N° de rôle : 11/00370

















Madame [H] [P]



c/



SOCIETE FRANCAISE DE GESTION HOSPITALIERE HOPITAL SERVICE





















Nature de la décision : AU

FOND







Notifié par LRAR le :



LRAR non parvenue pour adresse actuelle inconnue à :



La possibilité reste ouverte à la partie intéressée de procéder par voie de signification (acte d'huissier).



Certifié par le Greffier en Chef,



Grosse délivrée le :



à :

Décision déféré...

COUR D'APPEL DE BORDEAUX

CHAMBRE SOCIALE - SECTION B

--------------------------

ARRÊT DU : 29 MARS 2012

fc

(Rédacteur : Madame Myriam LALOUBERE, Conseiller)

PRUD'HOMMES

N° de rôle : 11/00370

Madame [H] [P]

c/

SOCIETE FRANCAISE DE GESTION HOSPITALIERE HOPITAL SERVICE

Nature de la décision : AU FOND

Notifié par LRAR le :

LRAR non parvenue pour adresse actuelle inconnue à :

La possibilité reste ouverte à la partie intéressée de procéder par voie de signification (acte d'huissier).

Certifié par le Greffier en Chef,

Grosse délivrée le :

à :

Décision déférée à la Cour : jugement rendu le 26 novembre 2010 (R.G. n°F 09/00785) par le Conseil de prud'hommes - Formation de départage de BORDEAUX, Section Commerce, suivant déclaration d'appel du 19 janvier 2011,

APPELANTE :

Madame [H] [P]

née le [Date naissance 1] 1954 à [Localité 5]

de nationalité Française,

demeurant [Adresse 2]

représentée par Maître Magali BISIAU, avocat au barreau de BORDEAUX

INTIMÉE :

SOCIETE FRANCAISE DE GESTION HOSPITALIERE HOPITAL SERVICE

prise en la personne de son représentant légal domicilié en cette qualité au siège social

[Adresse 3]

représentée par Maître Julie PLEUVRET loco Maître Guillaume ROLAND, avocats au barreau de PARIS

COMPOSITION DE LA COUR :

En application des dispositions de l'article 945-1 du Code de Procédure Civile, l'affaire a été débattue le 25 janvier 2012 en audience publique, devant Madame Myriam LALOUBERE, Conseiller, faisant fonction de Président et Madame Katia SKLARZ Vice Président placée, chargées d'instruire l'affaire, qui ont entendu les plaidoiries, les avocats ne s'y étant pas opposés,

Ce magistrat a rendu compte des plaidoiries dans le délibéré de la Cour, composée de :

Monsieur Jean-Paul ROUX, Président,

Madame Myriam LALOUBERE, Conseiller,

Madame Katia SZKLARZ, Vice-Présidente Placée,

Greffier lors des débats : Madame Florence CHANVRIT adjoint administratif faisant fonction de greffier,

ARRÊT :

- contradictoire

- prononcé publiquement par mise à disposition de l'arrêt au greffe de la Cour, les parties en ayant été préalablement avisées dans les conditions prévues à l'article 450 alinéa 2 du Code de Procédure Civile.

EXPOSE DU LITIGE

Mme [H] [P] a été embauchée par la Clinique [4] en qualité d'agent de service à effet du 15 février 1982.
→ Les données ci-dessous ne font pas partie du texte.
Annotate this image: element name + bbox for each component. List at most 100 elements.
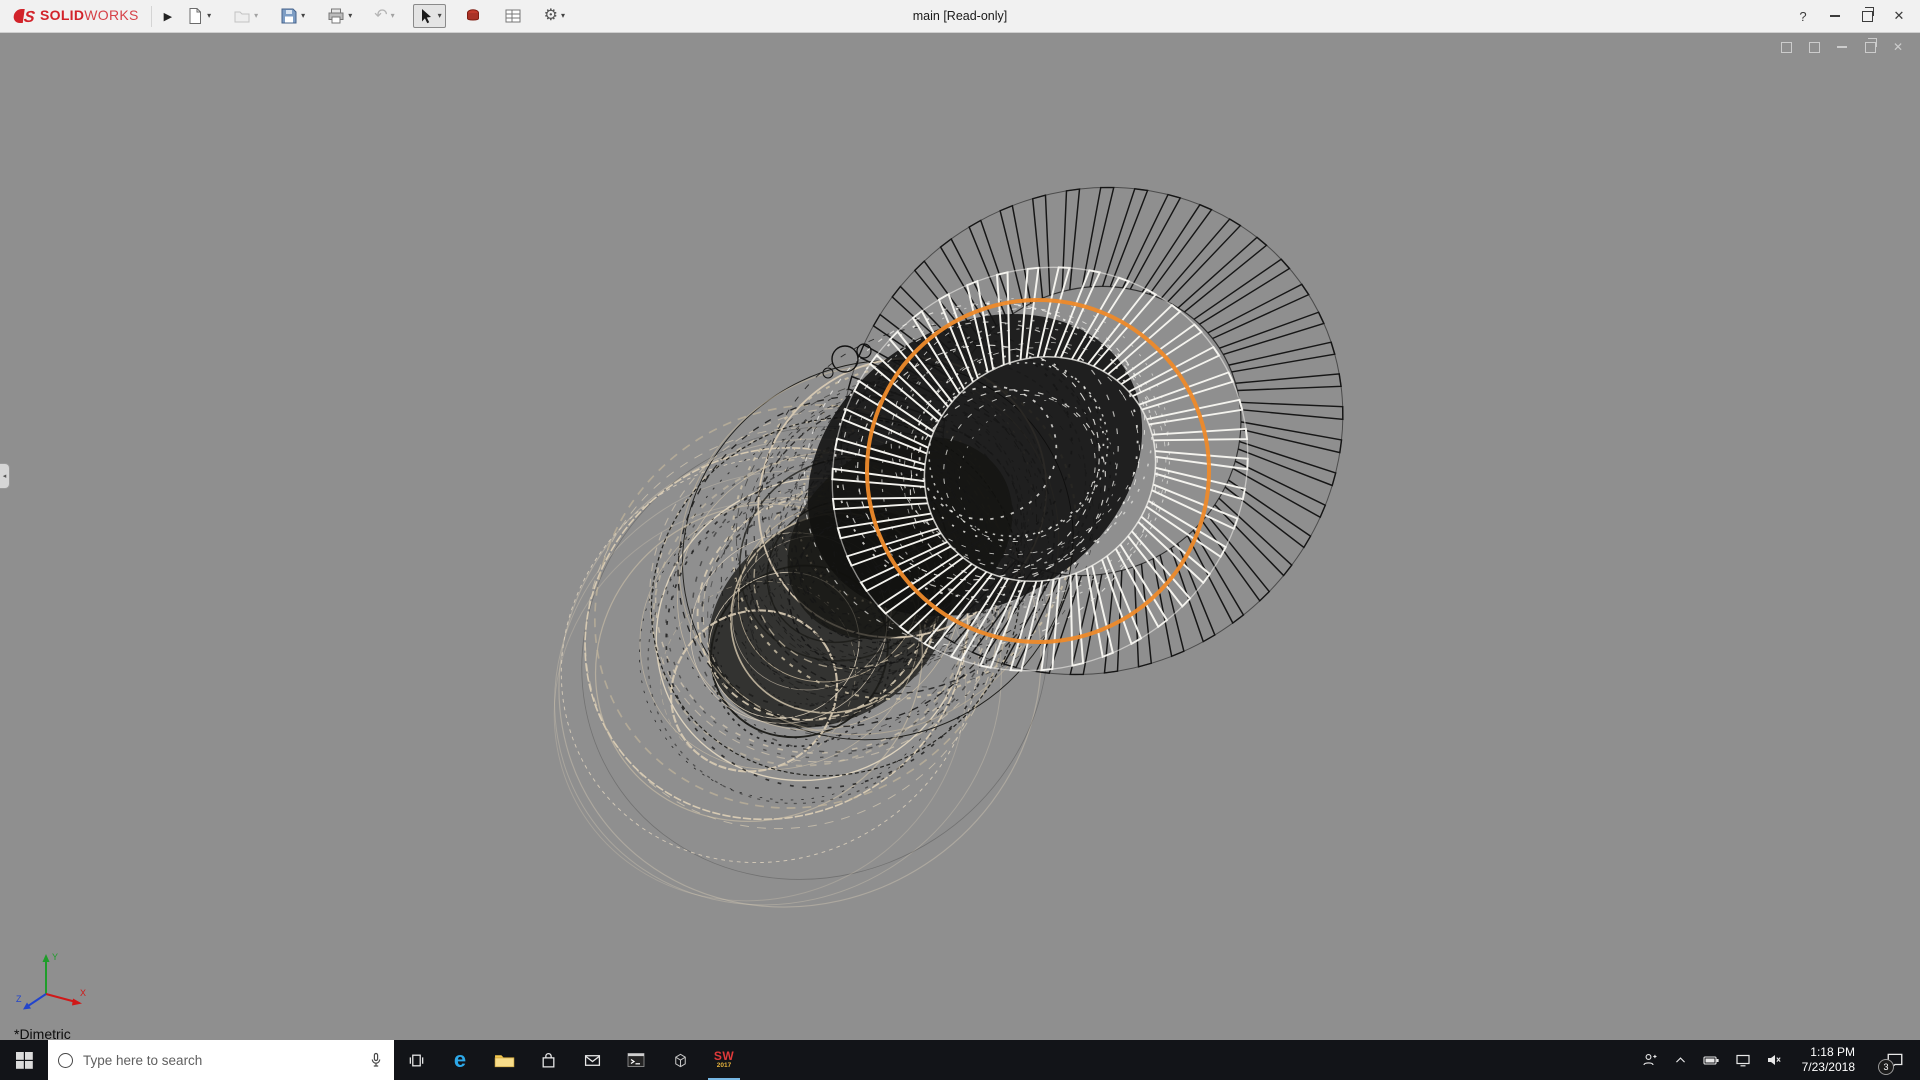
microphone-icon[interactable] [368,1052,384,1068]
x-axis-arrow [72,998,82,1006]
store-bag-icon [542,1052,554,1068]
dropdown-caret[interactable]: ▾ [301,12,305,20]
file-explorer-icon [494,1054,514,1067]
restore-icon [1861,6,1874,22]
dropdown-caret[interactable]: ▾ [254,12,258,20]
brand-text-works: WORKS [84,7,139,23]
brand-text-solid: SOLID [40,7,85,23]
document-title: main [Read-only] [912,9,1008,23]
system-tray: 1:18 PM 7/23/2018 3 [1641,1040,1920,1080]
task-view-icon [409,1054,423,1066]
notification-badge: 3 [1878,1059,1894,1075]
panel-collapse-tab[interactable]: ◂ [0,463,10,489]
task-view-button[interactable] [394,1040,438,1080]
doc-close-button[interactable]: ✕ [1890,39,1906,55]
save-button[interactable]: ▾ [276,4,309,28]
store-button[interactable] [526,1040,570,1080]
network-button[interactable] [1734,1040,1752,1080]
orientation-triad: Y X Z [16,952,86,1010]
help-button[interactable]: ? [1788,3,1818,29]
restore-button[interactable] [1852,3,1882,29]
new-document-icon [189,8,202,24]
start-button[interactable] [0,1040,48,1080]
windows-taskbar: e SW 2017 [0,1040,1920,1080]
appearance-button[interactable] [460,4,486,28]
battery-icon [1703,1055,1719,1065]
save-icon [281,8,297,24]
taskbar-clock[interactable]: 1:18 PM 7/23/2018 [1796,1045,1861,1075]
solidworks-taskbar-button[interactable]: SW 2017 [702,1040,746,1080]
volume-icon [1767,1055,1781,1065]
new-document-button[interactable]: ▾ [182,4,215,28]
x-axis-label: X [80,988,86,998]
doc-window-button[interactable] [1778,39,1794,55]
chevron-up-icon [1676,1056,1686,1063]
minimize-icon [1837,46,1847,48]
dropdown-caret[interactable]: ▾ [438,12,442,20]
dropdown-caret[interactable]: ▾ [348,12,352,20]
appearance-icon [466,9,479,21]
doc-minimize-button[interactable] [1834,39,1850,55]
viewport-canvas[interactable] [0,33,1920,1040]
cube-icon [674,1053,686,1067]
print-button[interactable]: ▾ [323,4,356,28]
solidworks-logo-mark: S [13,8,36,25]
console-button[interactable] [614,1040,658,1080]
mail-icon [584,1054,600,1066]
select-cursor-icon [421,9,431,24]
open-folder-icon [234,11,250,23]
undo-button[interactable]: ↶ ▾ [370,5,398,27]
design-table-button[interactable] [500,4,526,28]
toolbar-flyout-arrow[interactable]: ▶ [150,5,172,27]
options-button[interactable]: ⚙ ▾ [540,5,569,27]
dropdown-caret[interactable]: ▾ [207,12,211,20]
svg-text:S: S [23,8,36,25]
main-toolbar: ▾ ▾ ▾ ▾ ↶ ▾ ▾ ⚙ ▾ [182,4,569,28]
cortana-icon[interactable] [58,1052,73,1068]
volume-button[interactable] [1765,1040,1783,1080]
undo-icon: ↶ [374,7,388,24]
clock-date: 7/23/2018 [1801,1060,1855,1074]
network-icon [1736,1054,1750,1067]
document-window-controls: ✕ [1778,37,1906,55]
solidworks-app-icon: SW 2017 [713,1049,735,1070]
clock-time: 1:18 PM [1810,1045,1855,1059]
action-center-button[interactable]: 3 [1874,1040,1916,1080]
y-axis-label: Y [52,952,58,962]
window-icon [1808,41,1820,53]
close-button[interactable]: ✕ [1884,3,1914,29]
search-input[interactable] [81,1051,360,1069]
dropdown-caret[interactable]: ▾ [391,12,395,20]
windows-logo-icon [15,1051,33,1069]
y-axis-arrow [42,954,50,962]
open-button[interactable]: ▾ [229,4,262,28]
taskbar-search [48,1040,394,1080]
gear-icon: ⚙ [543,7,558,24]
people-button[interactable] [1641,1040,1659,1080]
console-icon [627,1053,645,1067]
composer-button[interactable] [658,1040,702,1080]
window-controls: ? ✕ [1788,3,1914,29]
design-table-icon [505,9,521,23]
minimize-icon [1830,15,1840,17]
app-titlebar: S SOLIDWORKS ▶ ▾ ▾ ▾ ▾ ↶ ▾ ▾ ⚙ ▾ main [R… [0,0,1920,33]
edge-icon: e [453,1047,467,1072]
z-axis-label: Z [16,994,22,1004]
window-icon [1780,41,1792,53]
restore-icon [1864,37,1877,53]
file-explorer-button[interactable] [482,1040,526,1080]
mail-button[interactable] [570,1040,614,1080]
people-icon [1643,1054,1657,1066]
doc-restore-button[interactable] [1862,37,1878,55]
minimize-button[interactable] [1820,3,1850,29]
view-orientation-label: *Dimetric [14,1026,71,1040]
dropdown-caret[interactable]: ▾ [561,12,565,20]
edge-button[interactable]: e [438,1040,482,1080]
print-icon [328,8,344,24]
battery-button[interactable] [1703,1040,1721,1080]
solidworks-logo: S SOLIDWORKS [6,7,139,25]
select-tool-button[interactable]: ▾ [412,4,446,28]
doc-window-button[interactable] [1806,39,1822,55]
hidden-icons-chevron[interactable] [1672,1040,1690,1080]
graphics-viewport: ✕ ◂ Y X Z *Dimetric [0,33,1920,1040]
En juin 2005, la clinique [4] a décidé d'externaliser ses activités de nettoyage, d'accueil, de restauration et de maintenance qu'elle a confiées à la société COMPASS.

En 2008, la clinique [4] a réinternalisé les services accueil et standard et a confié le service de restauration à la société COMPASS et le service maintenance à la société ALTYS; la société HOPITAL SERVICES s'est vue confier le marché des prestations de bio nettoyage à compter du 1er décembre 2008.

67 salariées, dont Mme [H] [P], ont été reprises par la société HOPITAL SERVICES, qui estimant qu'elle se situait dans une application volontaire des dispositions de la convention collective nationale des entreprises de propreté et de services associés, s'est abstenue de maintenir les avantages que les salariés tenaient de leur précédent statut collectif.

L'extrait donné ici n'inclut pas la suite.